En République démocratique du Congo, l’Assemblée nationale a validé lundi 27 avril les deux accords majeurs négociés l’an dernier par le chef de l’État Félix Tshisekedi. Le premier scelle un partenariat économique avec les États-Unis, articulé autour de l’accès aux minerais critiques et de la coopération sécuritaire. Le second formalise l’accord de paix conclu entre Kinshasa et Kigali, censé refermer un cycle d’hostilités prolongé dans l’Est congolais. Le vote met un terme à plusieurs mois de tensions politiques nées de la signature des textes en amont du passage devant les élus.
Une ratification sous pression politique à Kinshasa
La procédure suivie par l’exécutif avait nourri une polémique persistante au sein de la classe politique congolaise. Plusieurs voix, y compris dans la majorité présidentielle, avaient reproché à la présidence d’avoir engagé la signature de la RDC sans consultation préalable du Parlement. La Constitution congolaise impose pourtant une ratification législative pour les engagements internationaux de cette portée. En soumettant tardivement les deux textes au vote, la présidence cherchait à régulariser une séquence diplomatique critiquée jusque dans les rangs de ses soutiens.
Le scrutin de lundi referme cette parenthèse institutionnelle. Il offre à Félix Tshisekedi la légitimité parlementaire qui faisait défaut à son agenda extérieur, tout en consolidant la position de Kinshasa face à ses partenaires étrangers. Les députés, en validant les deux instruments, entérinent de facto la nouvelle architecture diplomatique défendue par le pouvoir exécutif depuis 2024.
Minerais critiques : le pari américain de Tshisekedi
Le partenariat conclu avec Washington occupe une place centrale dans la stratégie économique du président congolais. La RDC concentre une part décisive des réserves mondiales de cobalt et possède d’importants gisements de cuivre, de coltan et de lithium, autant de ressources jugées stratégiques par les industriels américains pour la transition énergétique et la défense.

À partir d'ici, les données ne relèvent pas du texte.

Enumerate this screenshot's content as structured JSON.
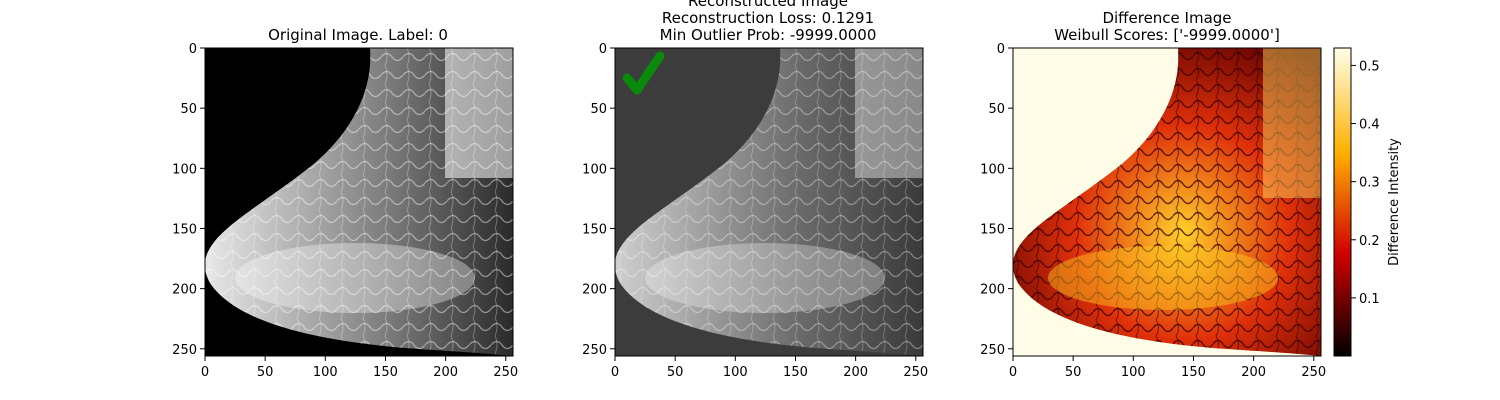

Le texte ratifié associe ces enjeux miniers à un volet sécuritaire, dans un contexte où la présence chinoise reste prépondérante sur le terrain extractif congolais.
Pour Kinshasa, l’enjeu consiste à diversifier les partenariats internationaux et à valoriser ses ressources sans dépendre d’un acteur unique. La signature avec les États-Unis traduit une inflexion sensible par rapport à la décennie précédente, marquée par l’omniprésence des opérateurs chinois dans les concessions du Katanga et du Lualaba. Reste à savoir comment le gouvernement traduira concrètement cet accord-cadre en investissements opérationnels, notamment dans les chaînes de raffinage et de transformation locale, talon d’Achille historique du secteur minier congolais.
Paix avec le Rwanda : un accord à l’épreuve du terrain
Le second texte ratifié engage la RDC dans un processus de normalisation avec le Rwanda voisin, au terme d’une crise sécuritaire alimentée par l’activité du M23 dans le Nord-Kivu et le Sud-Kivu. L’accord, négocié sous médiation internationale, prévoit un volet politique, militaire et économique. Il vise à désamorcer un conflit qui a provoqué des déplacements massifs de population et fragilisé l’autorité de l’État congolais sur sa frontière orientale.
Sur le plan intérieur, le texte demeure controversé. Une partie de l’opinion congolaise reste réticente à toute forme de rapprochement avec Kigali, perçu comme l’instigateur des troubles à l’Est. La ratification parlementaire ne dissipe pas ces réserves, mais elle offre à l’exécutif un mandat formel pour engager la mise en œuvre. Les premières étapes porteront sur le retrait des forces étrangères, le cantonnement des groupes armés et la relance des échanges économiques transfrontaliers, autant de chantiers où les précédents accords ont buté sur la défiance réciproque.
Le double feu vert des députés intervient à un moment charnière pour Félix Tshisekedi, qui joue à la fois sa crédibilité diplomatique et sa capacité à recomposer l’environnement régional de la RDC. Les prochains mois diront si cette validation politique se traduit par des avancées tangibles sur le terrain sécuritaire et minier. Selon RFI Afrique.